Stable power prices expected
Electricity prices are expected to remain stable over the next few years due to an oversupply of generation and power companies competing for customers.
Figures from the ASX futures market – the market on which generators lock in long-term supply deals with rivals – suggest wholesale prices will have below inflation increases until at least 2015.
Forward prices for summer, when prices are at their lowest, are forecast to be lower in 2015 than this year, but about 10 per cent higher in winter.
The futures curve is based on prices at reference points of Otahuhu, in Auckland, and Benmore, part of the Waitaki hydroelectricity system in the South Island, and the point from which electricity is exported to the North Island. Both Otahuhu and Benmore futures are showing similar forecast patterns.
Prices are expected to stay flat because generation capacity has been added to the national grid while demand has stayed flat because of weak growth in industrial demand, and efficiency improvements.
Economic growth is expected to remain sluggish in the medium term, limiting demand growth.
Powershop, a retailing subsidiary of state-owned Meridian, put the oversupply at more than 1000 gigawatt-hours per year for the next five years, enough to supply 125,000 households.
Chief executive Ari Sargent said that assuming average rainfall, "this excess of supply is likely to mean downward pressure will remain on retail electricity prices for a number of years".
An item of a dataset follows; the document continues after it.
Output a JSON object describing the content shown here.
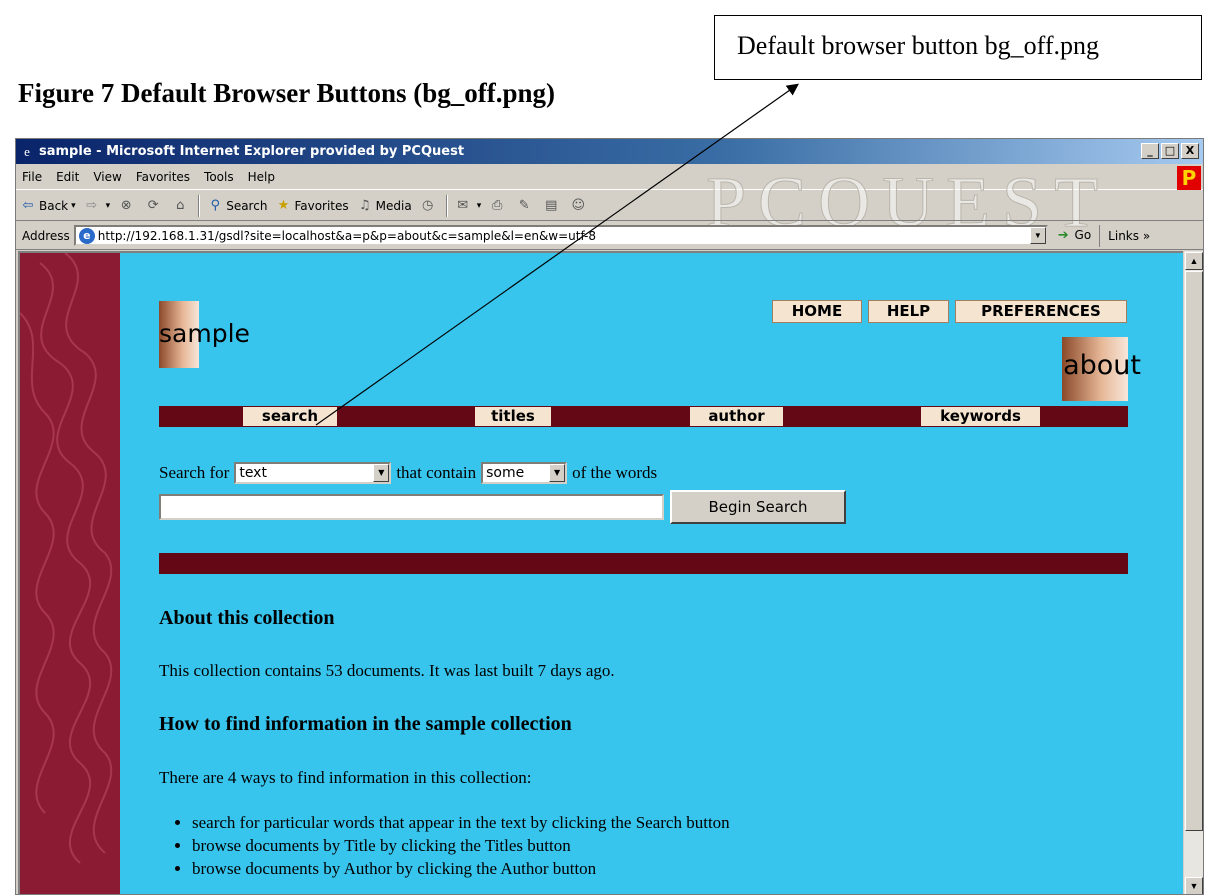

Matt Henry, energy analyst at Goldman Sachs in Auckland, said whether a market was oversupplied was subjective, but New Zealand had clearly seen an increase in generation relative to demand in recent years.
"There's been effectively no demand growth since 2006, and in that time we've had a lot of capacity additions" with Mighty River Power, Contact Energy and Meridian all adding significantly to their generation portfolio.
The new supply should mean wholesale prices would remain "broadly flat" in the medium term, Henry said, which would encourage companies to fight harder to increase their retail base.
Several of New Zealand's major electricity companies, including state-owned Genesis, have signalled that unless the outlook for electricity prices improves, they are unlikely to build new generation.
Carl Hansen, chief executive of the Electricity Authority, said the forward curve, which should influence retail tariffs, was pointing to a slight rise in peak costs during winter, while the troughs of summer were declining.
"If it is an accurate representation of the overall forward market, then that's quite a healthy signal," Hansen said, adding that the cost of significant lines upgrade work planned by both local network companies and national grid owner Transpower would be passed on to consumers.
Powershop said its rivals were attempting to lock in customers to fixed-price tariffs. Sargent said consumers should ensure these covered possible lines charges increases.